The train, operated by Burlington Northern Santa Fe (BNSF), went off the tracks on the western edge of Raymond at around 1 a.m. local time, according to a statement from the Kandiyohi County Sheriff’s Office.
“Emergency personnel were dispatched and soon located a Burlington Northern Santa Fe train that had numerous rail cars derail,” the sheriff’s office said.
The tankers were carrying a “form of ethanol” and a “corn syrup liquid,” according to the sheriff’s office, which noted that several of the derailed cars caught on fire.
An evacuation zone was established for half a mile around the derailment site and emergency crews helped residents evacuate, per the statement.
Residents were told to leave their homes and a collection site was set up at the Central Minnesota Christian School building in nearby Prinsburg was set up for those with nowhere to go.
“The site remain active as the fire is being contained,” the sheriff’s office said, adding that travel to Raymond, which has a population of around 800, is not advised.
BNSF spokesperson Lena Kent told The Epoch Times in an emailed statement that “approximately 22 cars” with mixed freight including ethanol and corn syrup had derailed “with four cars on fire.”
“There are no other hazardous materials on the train and no injuries as a result of the incident,” she said, adding that BNSF field personnel were responding to evaluate the derailment site and would work with local first responders.
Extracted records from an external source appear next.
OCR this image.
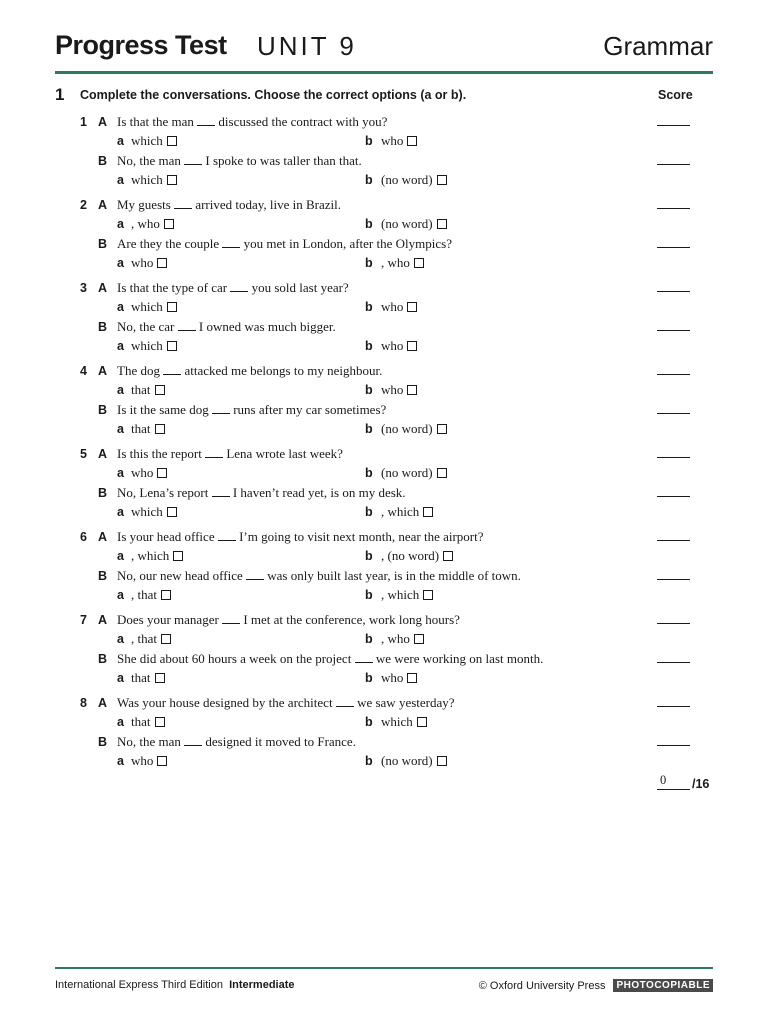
Progress Test UNIT 9	Grammar
1 Complete the conversations. Choose the correct options (a or b).	Score
1 A Is that the man discussed the contract with you?
a which	b who
B No, the man I spoke to was taller than that.
a which	b (no word)
2 A My guests arrived today, live in Brazil.
a , who	b (no word)
B Are they the couple you met in London, after the Olympics?
a who	b , who
3 A Is that the type of car you sold last year?
a which	b who
B No, the car I owned was much bigger.
a which	b who
4 A The dog attacked me belongs to my neighbour.
a that	b who
B Is it the same dog runs after my car sometimes?
a that	b (no word)
5 A Is this the report Lena wrote last week?
a who	b (no word)
B No, Lena’s report I haven’t read yet, is on my desk.
a which	b , which
6 A Is your head office I’m going to visit next month, near the airport?
a , which	b , (no word)
B No, our new head office was only built last year, is in the middle of town.
a , that	b , which
7 A Does your manager I met at the conference, work long hours?
a , that	b , who
B She did about 60 hours a week on the project we were working on last month.
a that	b who
8 A Was your house designed by the architect we saw yesterday?
a that	b which
B No, the man designed it moved to France.
a who	b (no word)
0 /16
International Express Third Edition Intermediate	© Oxford University Press	PHOTOCOPIABLE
“The main track is blocked and an estimated time for reopening the line is not available. The cause of the incident is under investigation,” Kent added.
Transportation Secretary Pete Buttigieg took to Twitter to say that the Federal Railroad Administration “is on the ground after a BNSF train carrying ethanol derailed early this morning, leading to an evacuation in the area of Raymond, MN.”
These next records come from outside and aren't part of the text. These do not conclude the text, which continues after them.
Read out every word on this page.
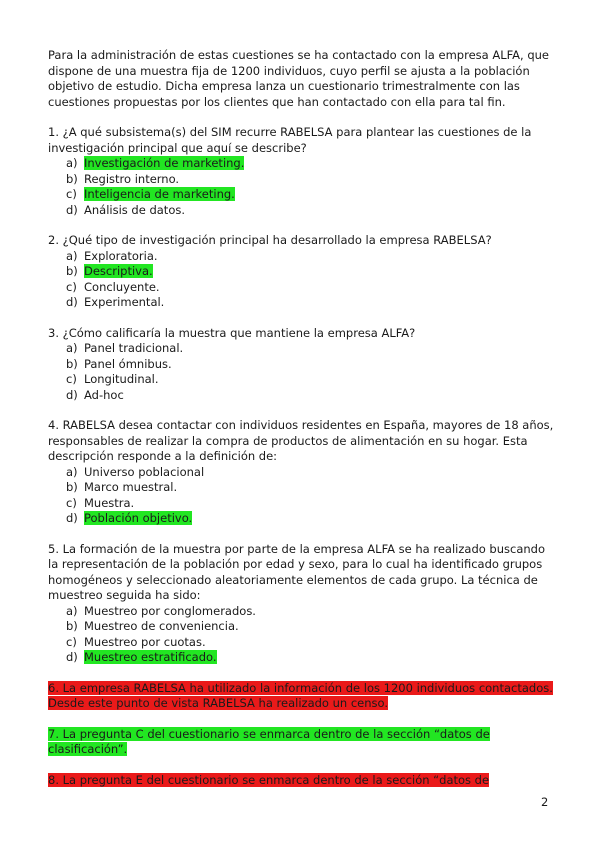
Para la administración de estas cuestiones se ha contactado con la empresa ALFA, que dispone de una muestra fija de 1200 individuos, cuyo perfil se ajusta a la población objetivo de estudio. Dicha empresa lanza un cuestionario trimestralmente con las cuestiones propuestas por los clientes que han contactado con ella para tal fin.

1. ¿A qué subsistema(s) del SIM recurre RABELSA para plantear las cuestiones de la investigación principal que aquí se describe?

a) Investigación de marketing.
b) Registro interno.
c) Inteligencia de marketing.
d) Análisis de datos.

2. ¿Qué tipo de investigación principal ha desarrollado la empresa RABELSA?

a) Exploratoria.
b) Descriptiva.
c) Concluyente.
d) Experimental.

3. ¿Cómo calificaría la muestra que mantiene la empresa ALFA?

a) Panel tradicional.
b) Panel ómnibus.
c) Longitudinal.
d) Ad-hoc

4. RABELSA desea contactar con individuos residentes en España, mayores de 18 años, responsables de realizar la compra de productos de alimentación en su hogar. Esta descripción responde a la definición de:

a) Universo poblacional
b) Marco muestral.
c) Muestra.
d) Población objetivo.

5. La formación de la muestra por parte de la empresa ALFA se ha realizado buscando la representación de la población por edad y sexo, para lo cual ha identificado grupos homogéneos y seleccionado aleatoriamente elementos de cada grupo. La técnica de muestreo seguida ha sido:

a) Muestreo por conglomerados.
b) Muestreo de conveniencia.
c) Muestreo por cuotas.
d) Muestreo estratificado.

6. La empresa RABELSA ha utilizado la información de los 1200 individuos contactados. Desde este punto de vista RABELSA ha realizado un censo.

7. La pregunta C del cuestionario se enmarca dentro de la sección “datos de clasificación”.

8. La pregunta E del cuestionario se enmarca dentro de la sección “datos de

2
“At present no injuries or fatalities have been reported,” Buttigieg added.
The cause of the derailment remains unclear.
“We are tracking closely as more details emerge and will be involved in investigation,” the Transportation Secretary added.
Railroad safety surged into the spotlight when last month’s fiery derailment of a Norfolk Southern train near East Palestine, Ohio.
Roughly half of the town’s residents had to be evacuated after officials decided to release and burn toxic chemicals that the Norfolk Southern train was carrying.
On Wednesday, Norfolk Southern CEO Alan Shaw visited East Palestine, where he heard from residents concerned about loss of property value, water quality, and long-term health impacts, according to local media outlet Herald-Star.
“What I’ve heard from the citizens is that they are really concerned about water, access to health care, and property evaluation,” Shaw told the outlet.
The Norfolk Southern CEO said that the company has already committed $27 million to the community and called it “just a start.”
He said that around 12,000 tons of dirt had already been moved from the site of the toxic derailment, along with 9 million gallons of water.
“We are going to be here. A year from now, five years and ten years from now,” he pledged, per the report.